I held off on a Nikita Soshnikov comparison for that reason, they both have a really aggressive puck pursuit, but Sosh’s shot defined him. Without the puck Barabanov is a hard worker. He has the speed to follow guys behind the net on the forecheck and not get caught behind the play. He tracks guys down through the neutral zone and is active about tying up sticks on the backcheck.
He has all the qualities you need for a 3rd line forward. I’ve never seen him listed anywhere besides RW, but he has some tough competition on the right side with Marner, Nylander, and Kapanen. On the left there’s Hyman entering the final year of his deal, Johnsson, Engvall, and Mikheyev, who needs a new contract. The Leafs are flush with wingers and there’s still Korshkov, Robertson, and Jeremy Bracco waiting to earn a spot. There was rumours of an extension for Kyle Clifford, too.
How do you fit Barabanov in?
You just do. The Leafs will likely need to guarantee Barabanov a roster spot if they wish to sign him, but it’s a worthwhile risk. He has shown plenty of evidence to suggest he has the talent to play in the NHL, it’s just a matter of upside.
With the amount of uncertainty about how the league will proceed in the wake of this pandemic, the Leafs would be glad to lock down a guy who could put up 40 points for under $1m. Since Barabanov’s birthday is before June 30, he will turn 27 before the end of his 1 year ELC, and therefore become an Unrestricted Free Agent when it ends. Signing him would give the Leafs one year of production before Barabanov is free to sign wherever he wants, much like Par Lindholm. They could also negotiate an extension with him anytime after January 1, 2021.
Assuming he does sign with the Leafs, Barabanov’s best fit might be beside Tavares. His ability to secure a zone entry with speed and find a teammate’s tape is obviously a strength, but his puck possession style would allow his line to keep getting the puck back to JT to take the shot. On the defensive side of the puck he has the speed Tavares lacks to pick up F3 on the rush.

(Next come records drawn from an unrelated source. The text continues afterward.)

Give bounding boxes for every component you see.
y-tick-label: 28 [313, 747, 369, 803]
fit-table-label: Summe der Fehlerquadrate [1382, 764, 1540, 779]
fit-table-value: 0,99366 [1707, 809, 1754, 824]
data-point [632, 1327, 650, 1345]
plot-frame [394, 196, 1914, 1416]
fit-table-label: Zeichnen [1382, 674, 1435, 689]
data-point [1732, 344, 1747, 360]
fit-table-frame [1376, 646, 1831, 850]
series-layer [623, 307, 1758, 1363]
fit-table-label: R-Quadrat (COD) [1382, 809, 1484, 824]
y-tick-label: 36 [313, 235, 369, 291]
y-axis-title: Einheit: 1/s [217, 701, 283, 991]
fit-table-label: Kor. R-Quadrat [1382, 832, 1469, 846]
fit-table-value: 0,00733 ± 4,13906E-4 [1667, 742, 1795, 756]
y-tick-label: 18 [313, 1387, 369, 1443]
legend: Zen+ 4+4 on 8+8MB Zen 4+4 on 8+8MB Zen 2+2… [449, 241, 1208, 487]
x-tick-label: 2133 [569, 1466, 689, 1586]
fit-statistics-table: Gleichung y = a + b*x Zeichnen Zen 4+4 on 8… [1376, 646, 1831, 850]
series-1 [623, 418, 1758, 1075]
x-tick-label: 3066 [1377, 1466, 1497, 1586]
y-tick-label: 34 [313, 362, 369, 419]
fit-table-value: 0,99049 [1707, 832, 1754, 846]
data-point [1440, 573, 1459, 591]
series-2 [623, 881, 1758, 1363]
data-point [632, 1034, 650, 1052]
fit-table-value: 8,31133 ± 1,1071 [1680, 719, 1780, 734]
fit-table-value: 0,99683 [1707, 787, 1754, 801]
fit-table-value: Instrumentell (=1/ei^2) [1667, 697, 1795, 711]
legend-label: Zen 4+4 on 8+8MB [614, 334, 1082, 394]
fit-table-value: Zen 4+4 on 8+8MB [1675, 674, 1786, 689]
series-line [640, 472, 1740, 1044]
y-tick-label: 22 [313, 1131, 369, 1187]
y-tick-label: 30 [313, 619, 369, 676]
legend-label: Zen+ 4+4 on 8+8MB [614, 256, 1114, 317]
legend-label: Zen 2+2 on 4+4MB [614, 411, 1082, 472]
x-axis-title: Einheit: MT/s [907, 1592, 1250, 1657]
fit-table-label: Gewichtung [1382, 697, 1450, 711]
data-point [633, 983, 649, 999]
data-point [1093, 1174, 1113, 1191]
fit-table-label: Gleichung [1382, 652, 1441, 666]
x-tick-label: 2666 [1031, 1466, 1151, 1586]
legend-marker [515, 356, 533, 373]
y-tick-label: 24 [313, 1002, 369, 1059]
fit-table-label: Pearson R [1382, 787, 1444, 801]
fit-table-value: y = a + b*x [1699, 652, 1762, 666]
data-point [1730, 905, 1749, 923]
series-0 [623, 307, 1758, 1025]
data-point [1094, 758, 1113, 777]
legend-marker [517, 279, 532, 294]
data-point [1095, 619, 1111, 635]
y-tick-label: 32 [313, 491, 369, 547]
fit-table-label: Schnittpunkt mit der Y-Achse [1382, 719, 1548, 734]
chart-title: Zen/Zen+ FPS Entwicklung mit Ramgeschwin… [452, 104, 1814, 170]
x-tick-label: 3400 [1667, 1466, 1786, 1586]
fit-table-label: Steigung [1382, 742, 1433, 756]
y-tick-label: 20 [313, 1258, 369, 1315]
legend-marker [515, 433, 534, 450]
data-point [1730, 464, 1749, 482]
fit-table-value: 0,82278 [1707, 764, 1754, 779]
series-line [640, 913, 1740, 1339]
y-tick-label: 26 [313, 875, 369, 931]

Realistically though, he would start on the 4th line. Rumour is Jason Spezza wants to come back for another year, so the Leafs may currently be tempting Barabanov with Spezza and Mikheyev as linemates. I haven’t seen much about Barabanov playing special teams, but he has the speed to be a penalty killer if that’s what the Leafs need.
Wherever Barabanov signs, he brings 7 years of pro experience, an Olympic gold medal, and 2 Gagarin Cups. He can play, and having Mikheyev in Toronto to help him transition to the North American style could make him into a possession dominant 4th liner. In the short term he has the upside to produce 30-40 points in a limited role, and he is still young enough that there would be good value on an extension. Barring any major surprises he will be playing in the NHL next season, free value for the team fortunate enough to sign him.